CHEBUNBUN

シノニムズのCHEBUNBUNのレビュー・感想・評価

シノニムズ(2019年製作の映画)
3.0
【A son corps défendant(肉体の反撥)】
ベルリン国際映画祭で金熊賞を獲り、カイエ・デュ・シネマが満点をつけた作品がフランス映画祭で上映!友人たちと観てきました。

本作は、イスラエルからフランスに移住したナダヴ・ラピドの自伝的作品であり、随所に彼のエピソードや彼が家族や友人から聞いた話が挿入されている。

結論から言うと面白くはない。連日の疲れもあり割と眠かったのですが、祖国でのアイデンティティを殺すとはどういうことかを描いた本作の視点は非常に貴重だ。

主人公のヨアヴはイスラエルからフランスに移る。しかし、初日にして災難が降りかかる。シャワーを浴びている隙に何者かが、部屋に侵入し持ち物洗いざらい盗られてしまう。部屋は寒く家には何もない彼は助けを住人に求めるが誰も助けてくれない。そしてバスルームで凍えながら一夜を過ごす。イスラエル人としての自己を殺す通過儀礼的描写から始まるのです。

幸運にも絵を描いたような、外国人から観て裕福そうなフランス人カップルに救われたヨアヴ。カップルは、服やスマホ、金を分け与える。高級な服に着せられ、ハリボテチンケに見えるヨアヴは取り敢えずフランス人として生まれ変わります。
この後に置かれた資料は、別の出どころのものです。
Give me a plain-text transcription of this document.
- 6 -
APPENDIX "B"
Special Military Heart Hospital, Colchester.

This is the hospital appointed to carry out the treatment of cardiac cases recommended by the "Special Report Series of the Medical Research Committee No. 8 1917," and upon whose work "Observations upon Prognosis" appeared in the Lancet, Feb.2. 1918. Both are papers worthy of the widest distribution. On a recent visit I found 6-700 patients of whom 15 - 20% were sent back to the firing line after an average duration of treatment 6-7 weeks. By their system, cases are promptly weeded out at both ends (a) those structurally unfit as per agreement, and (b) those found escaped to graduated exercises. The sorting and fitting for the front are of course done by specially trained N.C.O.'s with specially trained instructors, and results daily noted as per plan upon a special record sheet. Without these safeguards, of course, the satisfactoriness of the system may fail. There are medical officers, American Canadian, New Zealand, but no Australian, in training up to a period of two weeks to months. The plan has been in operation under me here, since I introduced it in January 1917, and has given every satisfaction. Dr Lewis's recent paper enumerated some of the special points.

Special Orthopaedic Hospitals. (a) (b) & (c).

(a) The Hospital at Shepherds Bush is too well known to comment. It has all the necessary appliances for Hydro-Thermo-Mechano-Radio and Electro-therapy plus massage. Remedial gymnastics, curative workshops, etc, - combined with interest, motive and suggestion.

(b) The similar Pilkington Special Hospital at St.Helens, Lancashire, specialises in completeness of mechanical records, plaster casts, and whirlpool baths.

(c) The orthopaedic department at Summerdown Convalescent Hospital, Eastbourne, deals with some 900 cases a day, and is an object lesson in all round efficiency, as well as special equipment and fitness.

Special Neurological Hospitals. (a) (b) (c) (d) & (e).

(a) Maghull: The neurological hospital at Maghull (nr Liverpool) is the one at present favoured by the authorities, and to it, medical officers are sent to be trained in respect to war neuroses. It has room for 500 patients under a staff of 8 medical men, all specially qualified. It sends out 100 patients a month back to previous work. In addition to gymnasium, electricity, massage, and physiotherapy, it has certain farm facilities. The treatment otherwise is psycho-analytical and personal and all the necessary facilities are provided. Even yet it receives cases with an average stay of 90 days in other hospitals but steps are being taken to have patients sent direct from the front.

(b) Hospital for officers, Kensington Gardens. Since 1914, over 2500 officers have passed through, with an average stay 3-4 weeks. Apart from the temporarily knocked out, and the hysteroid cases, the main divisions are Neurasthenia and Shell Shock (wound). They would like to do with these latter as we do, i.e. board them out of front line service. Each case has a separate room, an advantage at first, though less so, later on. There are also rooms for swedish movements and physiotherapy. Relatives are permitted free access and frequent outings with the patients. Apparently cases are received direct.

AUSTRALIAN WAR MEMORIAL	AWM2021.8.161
彼は、イスラエル人にはならないと、訪ねてくるイスラエル人とは距離を置き、いち早くフランス人になろうと貪欲になる。

彼は街を歩くのだが、départ, redépart courir, sourireと似た響きの言葉を反芻していく。そして、決してヘブライ語を使おうとしないのだ。

こうして、フランス人になりきろう、イスラエルのアイデンティティを捨てようとスノッブの極みを魅せていく。そして、フランスへの希望を見出していくのだが、段々と綻び、矛盾に気づき苦しむようになる。

AVの仕事をした際にカメラマンから、ヘブライ語で喘いで欲しいと言われ逆らえずにアナルに指を入れながらヘブライ語で官能的な言葉を叫び傷つくのだ。

現地人から見た際になかなか理解しがたい外国人の心理に深く深く迫る。この手の映画は『ブルックリン』のように2つの故郷それぞれにアイデンティティを確立されるところに着地点を置きがちだが、故郷を棄てることで人はどうなるのか?開かない扉に対して監督が体当たりした痕跡から我々は、その心理的変化に気づかされる作品でした。

P.S.親友がフランス人の友人連れて来て、共に観たのだが、感想戦で「あなたはフランスにある程度住んでたのだから彼の気持ちわかるんじゃない?」と聞かれ、上手く答えられなかったのが悔しかった。ポンコツスピーカーの辛いところ。ヨアヴの気持ちはよく分かるし李良枝の『由熙』好きには刺さる映画だったんですけどね。